火焰同样在弗兰克的眼中跳动,他试图用他这几十年的生存智慧来解释夏恩的这些行为。
“我早就明白,这个家只需要被利用。”
“你为这个家作了那么多,最后还是差点把自己搞进局子……你拼了命地想建造点什么,想在这片流沙上打下地基。可你看看周围,我亲爱的建筑大师。
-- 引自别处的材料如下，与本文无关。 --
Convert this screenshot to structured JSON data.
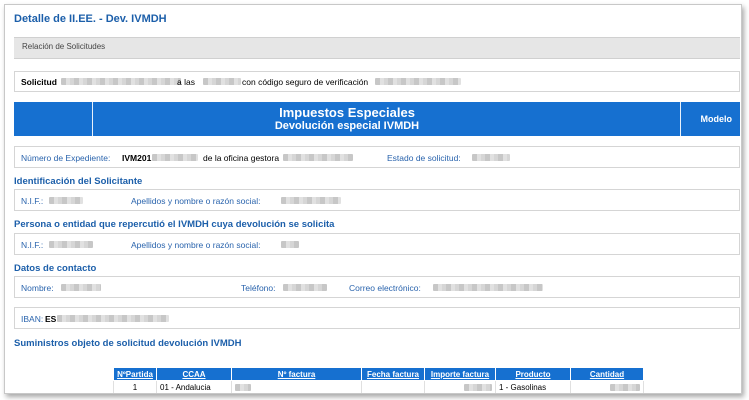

”
弗兰克的目光,看向火光旁欢呼着的凯文和维罗妮卡,看向正在想要教卡尔正确烤棉花糖的菲奥娜,看向了仰头喝酒的利普。
“看看这些在火焰旁欢笑的邻居和家人们。这就是我们生存的土壤。混乱,即兴,朝不保夕。你试图引入秩序……法克,你这和给粪坑铺砖有什么区别。看着是干净了,但底下不还是屎吗。”
弗兰克停顿了一下,他又察觉到了夏恩眼底那一抹疲惫,那可不仅仅是身体上的疲劳,更是源于觉悟后的认知重塑。
看着这个疲惫,弗兰克不由得感到一种恶意的愉悦。
“你是唯一一个真正想——也确实能够——摆脱这里的人。但这让你更孤独了,不是吗?你保护他们,他们依赖你,可没人真正理解你想带他们去的地方。就连你自己,经过了昨晚,也开始怀疑了吧?怀疑这一切值不值得,怀疑你的蓝图会不会在某天被另一场愚蠢的冒险烧成灰。”
火光噼啪作响,把弗兰克脸上的褶皱都照了出来。
“欢迎来到真实的世界,小子。”
弗兰克拿起酒瓶对着夏恩举了举,可惜夏恩没看见。
就当他嘴角的弧度还没有完全恢复的时候,夏恩的眼神瞥了他一眼。
弗兰克脸上的微笑瞬间冻结。
零点几秒内,肌肉记忆主导了一切,他的背下意识地弯曲了一些,嘴角迅速扯出了一个讨好的笑容,朝着夏恩快速地点了点头。
一副“我只是在喝酒,什么都没想,什么都没干”的谄媚样子。
但夏恩的目光并没有停留,他只是随意扫视了一圈,然后又回到了篝火上。
弗兰克讨好的笑容维持了好几秒,直到确认夏恩的注意力完全不在自己身上后,才缓缓松懈下来。
他撅着嘴转过头,嘟囔了一声。
刚才那番澎湃的内心独白和哲学优越感,现在“噗”的一下泄了气。
“Shit……”他心里暗骂一声,心里泛起一股懊恼。
“我怕这小子干什么?他不过就是个……就是个……”就是个什么呢?
弗兰克找不到词语来形容夏恩,因为夏恩和他所熟知的任何人都不相似。
这让他既有点恐慌,又有点莫名的……当然不是希望,而是对一种既定副本会被颠覆的迷茫。
就像是有人在粪坑上面走钢丝,你既希望它掉下去,粘的满身都是屎,但你又止不住的想,万一他真成了呢?!
“算了,我们走着瞧吧,鼓手。”
弗兰克的心里最后嘟囔了一句,但是想法已经没有刚才的坚定了,反而多了点连他自己都不想承认的好奇和观望。
火焰在继续烧着,舔舐着车子。
弗兰克的预言有一半是自我安慰的屁话,而另一半,是关于麻烦永无止境的部分,也许是对的,也许是错的。
但至少今晚,以及可以预见的未来,掌舵的、决定方向的,不再会是混乱的本身,而是那个会让弗兰克下意识收起笑容的年轻身影。
波折必然是会有的,粪坑里的臭气也不会消失,但是前进的方向已经被一股力量强行扭转了。